Что бы он ни сказал, какой бы ущерб ни причинила эта история, она загладит свою вину перед ним. И она каким-то образом восстановит свою репутацию. В эти лживые сплетни несложно поверить. После смерти Феликса она была такой грустной, такой безразличной… Легко предположить, что за этим последует нервный срыв. Когда она вернется из Карвилла, она без труда покажет, что осталась прежней: веселой и безмятежной. Мало-помалу история померкнет. Вместо нее обязательно разразится новый скандал с кем-то еще. Люди, возможно, и не забудут, но их интерес ослабеет.
По крайней мере, таким образом она собиралась убедить Чарли, когда прошло еще три дня без письма. После ужина она принесла свою коробку с канцелярскими принадлежностями в гостиную, сняла колпачок с ручки и приготовилась писать. Казалось совершенно архаичным, что в колонии не было телефона. Куда проще обсудить этот вопрос, позвонив Чарли, имея возможность определить степень катастрофы по его голосу. Она слышала, что аппарат находился в кабинете доктора Росса в большом доме. Но ей пришлось бы прокрасться мимо живой изгороди и проникнуть внутрь, попытайся она им воспользоваться. Вполне осуществимый вариант, если бы сестры не жили на втором этаже.

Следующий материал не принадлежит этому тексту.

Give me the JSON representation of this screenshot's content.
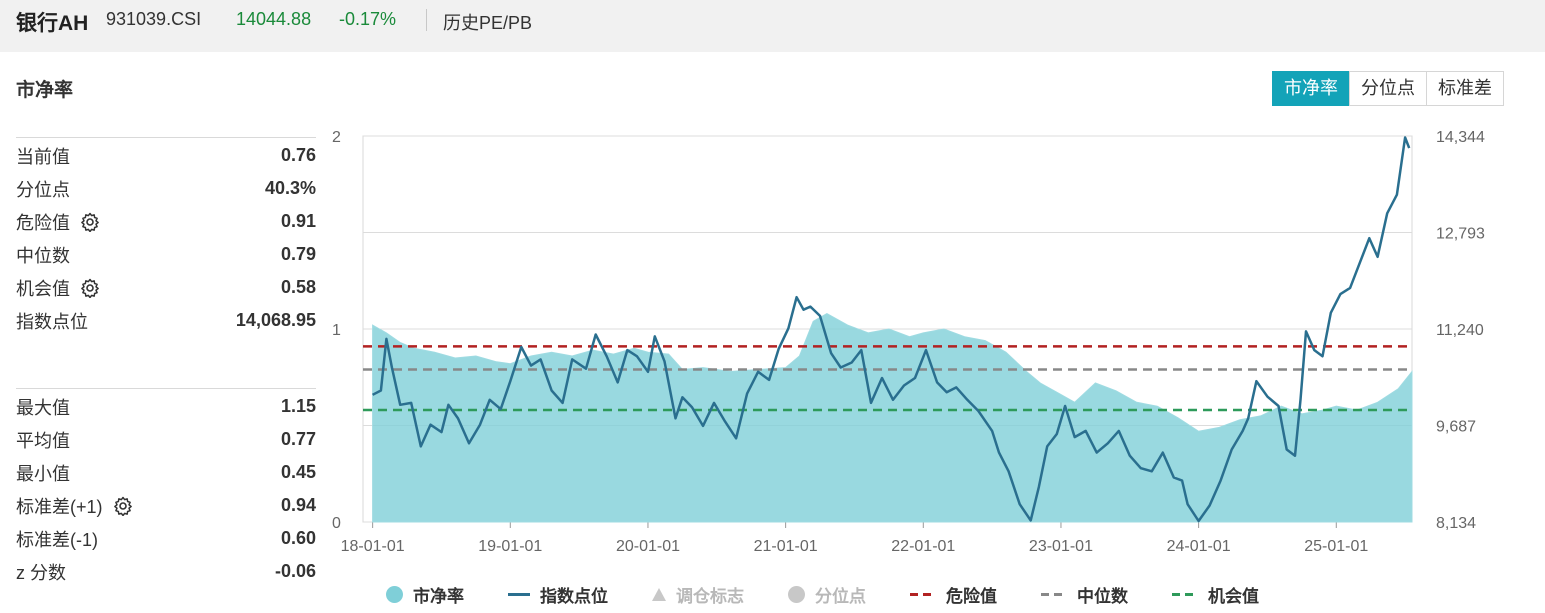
{
  "header": {
    "title": "银行AH",
    "code": "931039.CSI",
    "price": "14044.88",
    "change": "-0.17%",
    "link": "历史PE/PB"
  },
  "section_title": "市净率",
  "tabs": [
    {
      "label": "市净率",
      "active": true
    },
    {
      "label": "分位点",
      "active": false
    },
    {
      "label": "标准差",
      "active": false
    }
  ],
  "stats_top": [
    {
      "label": "当前值",
      "value": "0.76",
      "gear": false
    },
    {
      "label": "分位点",
      "value": "40.3%",
      "gear": false
    },
    {
      "label": "危险值",
      "value": "0.91",
      "gear": true
    },
    {
      "label": "中位数",
      "value": "0.79",
      "gear": false
    },
    {
      "label": "机会值",
      "value": "0.58",
      "gear": true
    },
    {
      "label": "指数点位",
      "value": "14,068.95",
      "gear": false
    }
  ],
  "stats_bottom": [
    {
      "label": "最大值",
      "value": "1.15",
      "gear": false
    },
    {
      "label": "平均值",
      "value": "0.77",
      "gear": false
    },
    {
      "label": "最小值",
      "value": "0.45",
      "gear": false
    },
    {
      "label": "标准差(+1)",
      "value": "0.94",
      "gear": true
    },
    {
      "label": "标准差(-1)",
      "value": "0.60",
      "gear": false
    },
    {
      "label": "z 分数",
      "value": "-0.06",
      "gear": false
    }
  ],
  "legend": [
    {
      "label": "市净率",
      "icon": "dot",
      "color": "#7fcfd8",
      "disabled": false
    },
    {
      "label": "指数点位",
      "icon": "line",
      "color": "#2a6f8f",
      "disabled": false
    },
    {
      "label": "调仓标志",
      "icon": "triangle",
      "color": "#c8c8c8",
      "disabled": true
    },
    {
      "label": "分位点",
      "icon": "dot",
      "color": "#c8c8c8",
      "disabled": true
    },
    {
      "label": "危险值",
      "icon": "dash",
      "color": "#b22222",
      "disabled": false
    },
    {
      "label": "中位数",
      "icon": "dash",
      "color": "#888888",
      "disabled": false
    },
    {
      "label": "机会值",
      "icon": "dash",
      "color": "#2e9a5a",
      "disabled": false
    }
  ],
  "chart_data": {
    "type": "area",
    "x_ticks": [
      "18-01-01",
      "19-01-01",
      "20-01-01",
      "21-01-01",
      "22-01-01",
      "23-01-01",
      "24-01-01",
      "25-01-01"
    ],
    "y_left": {
      "ticks": [
        "0",
        "1",
        "2"
      ],
      "range": [
        0,
        2
      ]
    },
    "y_right": {
      "ticks": [
        "8,134",
        "9,687",
        "11,240",
        "12,793",
        "14,344"
      ],
      "range": [
        8134,
        14344
      ]
    },
    "grid": true,
    "legend_position": "bottom",
    "reference_lines": [
      {
        "name": "危险值",
        "value": 0.91,
        "color": "#b22222"
      },
      {
        "name": "中位数",
        "value": 0.79,
        "color": "#888888"
      },
      {
        "name": "机会值",
        "value": 0.58,
        "color": "#2e9a5a"
      }
    ],
    "pb_series": {
      "name": "市净率",
      "color": "#7fcfd8",
      "x": [
        2018.0,
        2018.1,
        2018.2,
        2018.3,
        2018.45,
        2018.6,
        2018.75,
        2018.9,
        2019.0,
        2019.15,
        2019.3,
        2019.45,
        2019.6,
        2019.75,
        2019.9,
        2020.0,
        2020.15,
        2020.25,
        2020.4,
        2020.6,
        2020.8,
        2021.0,
        2021.1,
        2021.2,
        2021.3,
        2021.45,
        2021.6,
        2021.75,
        2021.9,
        2022.0,
        2022.15,
        2022.3,
        2022.45,
        2022.6,
        2022.75,
        2022.85,
        2023.0,
        2023.1,
        2023.25,
        2023.4,
        2023.55,
        2023.7,
        2023.85,
        2024.0,
        2024.15,
        2024.3,
        2024.45,
        2024.6,
        2024.75,
        2024.9,
        2025.0,
        2025.15,
        2025.3,
        2025.45,
        2025.55
      ],
      "values": [
        1.02,
        0.98,
        0.93,
        0.9,
        0.88,
        0.85,
        0.86,
        0.83,
        0.82,
        0.86,
        0.88,
        0.86,
        0.89,
        0.87,
        0.9,
        0.88,
        0.87,
        0.79,
        0.8,
        0.78,
        0.79,
        0.8,
        0.86,
        1.04,
        1.08,
        1.02,
        0.98,
        1.0,
        0.96,
        0.98,
        1.0,
        0.96,
        0.94,
        0.88,
        0.78,
        0.72,
        0.66,
        0.62,
        0.72,
        0.68,
        0.62,
        0.6,
        0.54,
        0.47,
        0.49,
        0.53,
        0.55,
        0.6,
        0.56,
        0.58,
        0.6,
        0.58,
        0.62,
        0.69,
        0.78
      ]
    },
    "index_series": {
      "name": "指数点位",
      "color": "#2a6f8f",
      "x": [
        2018.0,
        2018.06,
        2018.1,
        2018.14,
        2018.2,
        2018.28,
        2018.35,
        2018.42,
        2018.5,
        2018.55,
        2018.62,
        2018.7,
        2018.78,
        2018.85,
        2018.93,
        2019.0,
        2019.08,
        2019.15,
        2019.22,
        2019.3,
        2019.38,
        2019.45,
        2019.55,
        2019.62,
        2019.7,
        2019.78,
        2019.85,
        2019.92,
        2020.0,
        2020.05,
        2020.12,
        2020.2,
        2020.25,
        2020.32,
        2020.4,
        2020.48,
        2020.56,
        2020.64,
        2020.72,
        2020.8,
        2020.88,
        2020.95,
        2021.02,
        2021.08,
        2021.13,
        2021.18,
        2021.25,
        2021.33,
        2021.4,
        2021.48,
        2021.55,
        2021.62,
        2021.7,
        2021.78,
        2021.86,
        2021.94,
        2022.02,
        2022.1,
        2022.17,
        2022.24,
        2022.32,
        2022.4,
        2022.5,
        2022.55,
        2022.62,
        2022.7,
        2022.78,
        2022.84,
        2022.9,
        2022.97,
        2023.03,
        2023.1,
        2023.18,
        2023.26,
        2023.34,
        2023.42,
        2023.5,
        2023.58,
        2023.66,
        2023.74,
        2023.82,
        2023.88,
        2023.92,
        2024.0,
        2024.08,
        2024.16,
        2024.24,
        2024.32,
        2024.36,
        2024.42,
        2024.5,
        2024.58,
        2024.64,
        2024.7,
        2024.74,
        2024.78,
        2024.84,
        2024.9,
        2024.96,
        2025.03,
        2025.1,
        2025.17,
        2025.24,
        2025.3,
        2025.37,
        2025.44,
        2025.5,
        2025.53
      ],
      "values": [
        10180,
        10250,
        11080,
        10620,
        10020,
        10050,
        9350,
        9700,
        9580,
        10020,
        9800,
        9400,
        9700,
        10100,
        9950,
        10400,
        10950,
        10650,
        10750,
        10250,
        10050,
        10750,
        10600,
        11150,
        10800,
        10380,
        10900,
        10800,
        10550,
        11120,
        10720,
        9800,
        10140,
        9980,
        9680,
        10050,
        9750,
        9480,
        10200,
        10550,
        10420,
        10920,
        11250,
        11750,
        11550,
        11600,
        11450,
        10850,
        10620,
        10700,
        10900,
        10050,
        10450,
        10100,
        10330,
        10450,
        10900,
        10380,
        10220,
        10300,
        10100,
        9920,
        9600,
        9250,
        8950,
        8420,
        8160,
        8700,
        9350,
        9550,
        10000,
        9500,
        9600,
        9250,
        9400,
        9600,
        9200,
        9000,
        8950,
        9250,
        8850,
        8800,
        8420,
        8150,
        8400,
        8800,
        9300,
        9600,
        9800,
        10400,
        10150,
        10000,
        9300,
        9200,
        10100,
        11200,
        10900,
        10800,
        11500,
        11800,
        11900,
        12300,
        12700,
        12400,
        13100,
        13400,
        14320,
        14150
      ]
    }
  }
}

Стоило сестре Верене заметить за изгородью хотя бы пальцы ее ноги, и Мириэль могла бы считать, что ее работа в больнице закончена.
Ей было очень интересно, как живут сестры. Выглядят ли они также или снимают свои огромные шляпы и распускают волосы, как только поднимаются по лестнице? Проводят ли они свои свободные часы, стоя на коленях в молитве, или рисуют, вяжут, или даже играют в карты, как обычные женщины? Конечно, трудно представить сестру Верену за карточным столом, играющую в червы или рамми. И уж совершенно невозможно представить, как она затягивается сигаретой и повышает ставку в азартном покере.
Мириэль усмехнулась этим мыслям. Страница перед ней все еще была пуста. Она написала несколько строк, зачеркнула их, начала снова. Еще несколько строк, и ее ручка остановилась. Лучше просто взять новый лист. Она скомкала бумагу и отбросила ее в сторону. Ее ноги, все еще заживающие от нарывов и поражений, возникших после реакции на йодид, зудели, и она засунула их под стул, чтобы не чесаться, пока пишет.
Она только успела написать дату и «Дорогой Чарли», когда в комнату ворвалась Жанна. Девочка открыла шкафчик для пластинок, встроенный в основание фонографа, и просмотрела содержимое.
– Какие нам нужны? – У Жанны, казалось, было только два режима: беззвучный и громкий.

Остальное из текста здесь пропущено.